Two other experiments showed that the early remedy with the drug did not help outpatients with mild COVID-19.
An examination of 293 other people in Spain published in the journal Clinical Infectious Diseases did not find a significant difference in reducing the number of patients inflamed with the virus, the threat of worsening and the need for hospitalization, or recovery time.
A similar study by University of Minnesota doctors in Annals of Internal Medicine of 423 mildly ill COVID-19 patients found that hydroxychloroquine did not substantially reduce symptom severity and brought more side effects.
It’s time to avoid treating patients with this drug, Dr. Neil Schluger of New York Medical College wrote in an observation in the journal.
The only other remedy that has been shown to help patients with COVID-19 is remdesivir, an antiviral that shortens hospitalization by an average of about 4 days.
The role of remdesivir in severe COVID is now what we need to figure out, Memorial Sloan Kettering’s Bach wrote in an email, saying the drug needs to be tested in combination with dexamethasone now.

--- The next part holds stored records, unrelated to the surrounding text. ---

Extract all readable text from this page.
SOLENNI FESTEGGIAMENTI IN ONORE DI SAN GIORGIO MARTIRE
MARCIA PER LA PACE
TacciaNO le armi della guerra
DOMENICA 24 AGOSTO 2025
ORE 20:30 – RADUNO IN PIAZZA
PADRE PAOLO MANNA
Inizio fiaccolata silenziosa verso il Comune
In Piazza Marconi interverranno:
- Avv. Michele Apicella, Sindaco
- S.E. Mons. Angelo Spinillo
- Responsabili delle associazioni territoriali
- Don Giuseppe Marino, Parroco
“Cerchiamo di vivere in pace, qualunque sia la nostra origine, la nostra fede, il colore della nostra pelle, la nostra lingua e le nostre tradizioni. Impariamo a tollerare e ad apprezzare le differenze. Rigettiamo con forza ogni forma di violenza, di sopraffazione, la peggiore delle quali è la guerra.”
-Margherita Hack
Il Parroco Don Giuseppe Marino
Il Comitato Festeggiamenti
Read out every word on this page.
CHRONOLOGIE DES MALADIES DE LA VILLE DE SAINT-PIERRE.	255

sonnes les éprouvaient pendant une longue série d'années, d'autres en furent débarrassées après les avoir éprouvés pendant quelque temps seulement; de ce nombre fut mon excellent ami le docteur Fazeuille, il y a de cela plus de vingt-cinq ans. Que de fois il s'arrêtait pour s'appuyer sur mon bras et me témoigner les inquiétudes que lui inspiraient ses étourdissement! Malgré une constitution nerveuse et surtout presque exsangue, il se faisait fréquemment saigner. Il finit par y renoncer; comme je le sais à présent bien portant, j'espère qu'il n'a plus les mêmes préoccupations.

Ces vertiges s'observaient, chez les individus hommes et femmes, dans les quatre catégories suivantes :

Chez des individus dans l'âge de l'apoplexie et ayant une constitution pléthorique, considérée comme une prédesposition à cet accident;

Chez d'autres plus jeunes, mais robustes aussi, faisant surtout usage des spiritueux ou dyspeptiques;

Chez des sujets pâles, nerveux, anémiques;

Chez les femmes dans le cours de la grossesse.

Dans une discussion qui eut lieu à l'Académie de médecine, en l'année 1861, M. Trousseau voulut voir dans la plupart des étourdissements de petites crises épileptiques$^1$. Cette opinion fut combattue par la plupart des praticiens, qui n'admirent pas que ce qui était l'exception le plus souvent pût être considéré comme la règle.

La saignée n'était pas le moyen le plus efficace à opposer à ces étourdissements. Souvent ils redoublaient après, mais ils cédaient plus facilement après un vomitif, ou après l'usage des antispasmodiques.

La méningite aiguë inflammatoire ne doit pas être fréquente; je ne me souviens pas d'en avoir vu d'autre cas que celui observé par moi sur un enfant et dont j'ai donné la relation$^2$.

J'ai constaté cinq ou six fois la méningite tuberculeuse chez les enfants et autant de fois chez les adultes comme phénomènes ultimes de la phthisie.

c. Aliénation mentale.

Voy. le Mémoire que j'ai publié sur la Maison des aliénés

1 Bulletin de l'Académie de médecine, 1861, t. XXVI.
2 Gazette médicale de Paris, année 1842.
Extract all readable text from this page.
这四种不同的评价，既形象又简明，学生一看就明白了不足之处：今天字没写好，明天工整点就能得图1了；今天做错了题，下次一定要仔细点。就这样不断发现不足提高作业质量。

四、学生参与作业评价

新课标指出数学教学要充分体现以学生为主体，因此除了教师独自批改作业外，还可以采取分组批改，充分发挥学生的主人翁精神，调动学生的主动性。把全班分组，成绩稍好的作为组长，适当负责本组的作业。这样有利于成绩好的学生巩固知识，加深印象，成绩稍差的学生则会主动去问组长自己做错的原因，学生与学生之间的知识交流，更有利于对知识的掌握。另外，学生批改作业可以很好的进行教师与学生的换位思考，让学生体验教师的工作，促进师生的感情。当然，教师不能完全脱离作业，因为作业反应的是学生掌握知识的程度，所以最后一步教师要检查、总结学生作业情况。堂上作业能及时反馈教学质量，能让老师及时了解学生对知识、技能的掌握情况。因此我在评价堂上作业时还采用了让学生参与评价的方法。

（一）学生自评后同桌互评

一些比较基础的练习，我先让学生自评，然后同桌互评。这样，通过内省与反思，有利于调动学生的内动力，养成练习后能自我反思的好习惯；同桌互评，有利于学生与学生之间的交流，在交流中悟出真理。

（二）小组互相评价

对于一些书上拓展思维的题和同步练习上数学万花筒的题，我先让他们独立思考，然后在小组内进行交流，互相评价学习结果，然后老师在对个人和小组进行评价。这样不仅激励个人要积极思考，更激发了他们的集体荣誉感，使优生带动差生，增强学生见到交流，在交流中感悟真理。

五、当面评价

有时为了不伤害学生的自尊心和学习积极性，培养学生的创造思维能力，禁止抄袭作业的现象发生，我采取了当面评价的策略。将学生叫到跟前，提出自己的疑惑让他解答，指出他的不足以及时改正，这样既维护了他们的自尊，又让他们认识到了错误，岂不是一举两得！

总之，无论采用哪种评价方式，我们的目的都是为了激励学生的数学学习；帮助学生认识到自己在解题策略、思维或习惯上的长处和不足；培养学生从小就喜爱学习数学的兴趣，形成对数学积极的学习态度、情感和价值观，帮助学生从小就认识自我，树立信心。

Details of the government’s review of remdesivir have still been published, but researchers are eager to see how many patients have gained other drugs, such as steroids and hydroxychloroquine.
Meanwhile, Gilead Sciences, the company that manufactures remdesivir, which is now administered intravenously, has begun testing an inhaled edition that would allow fewer COVID-19 patients to be tested to prevent them from being healthy enough to want it. Hospitalization.
Gilead also began testing remdesivir in a small children’s organization.
Supplies are very limited and the U.S. government. He’s assigning doses to hospitals until September.